In proposito i pregiudizi ideologici e gli interessi contingenti dettati dalla convenienza politica sono duri a morire; tuttavia oggi, dopo 20 anni, dovremmo essere in grado di ragionare in modo razionale sulla riforma costituzionale del 2001 che appare tecnicamente errata e frutto di una pulsione antistatalista chiaramente eccessiva.
Si parte dall’art. 114 che stabilisce che la Repubblica «è costituita dai Comuni, dalle Province, dalle città metropolitane, dalle Regioni, e dallo Stato» (!) come se lo Stato fosse cosa distinta (ed equiparabile) alle sue componenti. Si procede con l’art. 117 che contiene non già i princìpi generali dell’assetto regionale (federale?) del Paese, bensì un elenco (lungo e nelle intenzioni esaustivo) di competenze esclusive dello Stato, e di competenze concorrenti tra Stato e Regioni alle quali viene peraltro attribuita la potestà legislativa in materia, salvo la determinazione dei princìpi generali lasciati allo Stato. L’obiettivo era quello di limitare, per quanto possibile, il ruolo dello Stato. Tale soluzione non poteva che creare confusione, errori, dimenticanze, conflittualità, difficoltà nei processi decisionali, contenzioso costituzionale.

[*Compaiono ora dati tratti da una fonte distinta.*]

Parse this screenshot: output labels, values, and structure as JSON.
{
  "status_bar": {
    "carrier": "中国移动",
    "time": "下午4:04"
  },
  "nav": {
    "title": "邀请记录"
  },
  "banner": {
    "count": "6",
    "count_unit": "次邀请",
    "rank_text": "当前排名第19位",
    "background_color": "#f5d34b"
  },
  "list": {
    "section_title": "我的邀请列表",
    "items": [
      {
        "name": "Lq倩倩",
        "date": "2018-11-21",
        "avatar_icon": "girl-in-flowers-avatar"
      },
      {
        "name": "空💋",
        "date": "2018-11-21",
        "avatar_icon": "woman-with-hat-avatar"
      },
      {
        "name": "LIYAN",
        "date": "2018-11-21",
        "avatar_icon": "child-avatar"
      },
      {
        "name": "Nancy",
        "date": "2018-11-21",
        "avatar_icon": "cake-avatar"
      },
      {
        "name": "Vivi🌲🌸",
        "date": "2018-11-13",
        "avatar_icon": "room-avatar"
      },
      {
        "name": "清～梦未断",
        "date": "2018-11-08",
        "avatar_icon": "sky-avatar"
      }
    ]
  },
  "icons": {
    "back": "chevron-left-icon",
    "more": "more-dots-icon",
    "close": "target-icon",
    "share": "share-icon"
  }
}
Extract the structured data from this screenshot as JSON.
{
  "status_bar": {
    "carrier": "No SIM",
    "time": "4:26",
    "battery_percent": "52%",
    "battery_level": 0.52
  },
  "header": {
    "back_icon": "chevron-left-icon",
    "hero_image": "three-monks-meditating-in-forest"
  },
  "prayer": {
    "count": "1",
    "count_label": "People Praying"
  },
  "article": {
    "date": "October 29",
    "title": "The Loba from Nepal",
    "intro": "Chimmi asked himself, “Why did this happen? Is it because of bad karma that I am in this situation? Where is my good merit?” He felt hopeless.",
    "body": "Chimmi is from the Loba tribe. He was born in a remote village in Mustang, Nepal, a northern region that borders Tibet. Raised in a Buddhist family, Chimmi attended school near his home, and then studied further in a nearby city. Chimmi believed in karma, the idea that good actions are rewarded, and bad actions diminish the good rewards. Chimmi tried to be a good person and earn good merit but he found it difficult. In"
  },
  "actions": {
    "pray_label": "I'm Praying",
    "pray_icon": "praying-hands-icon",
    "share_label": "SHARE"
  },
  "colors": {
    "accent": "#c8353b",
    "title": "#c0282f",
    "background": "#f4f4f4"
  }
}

Il fatto è che l’approccio seguito postula un rapporto competitivo e conflittuale tra i diversi livelli di governo, il che è sbagliato e non corrisponde alla realtà economica e sociale del Paese.
In realtà, se si fa riferimento alla teoria economica sul federalismo fiscale, è facile rendersi conto che la questione non può essere affrontata in termini di scelte nette e definitive da cristallizzare in una carta costituzionale. La teoria, infatti, giustifica l’intervento pubblico ai diversi livelli di governo in relazione alla natura dei beni pubblici che devono essere prodotti e che possono avere una rilevanza sia nazionale che regionale o locale.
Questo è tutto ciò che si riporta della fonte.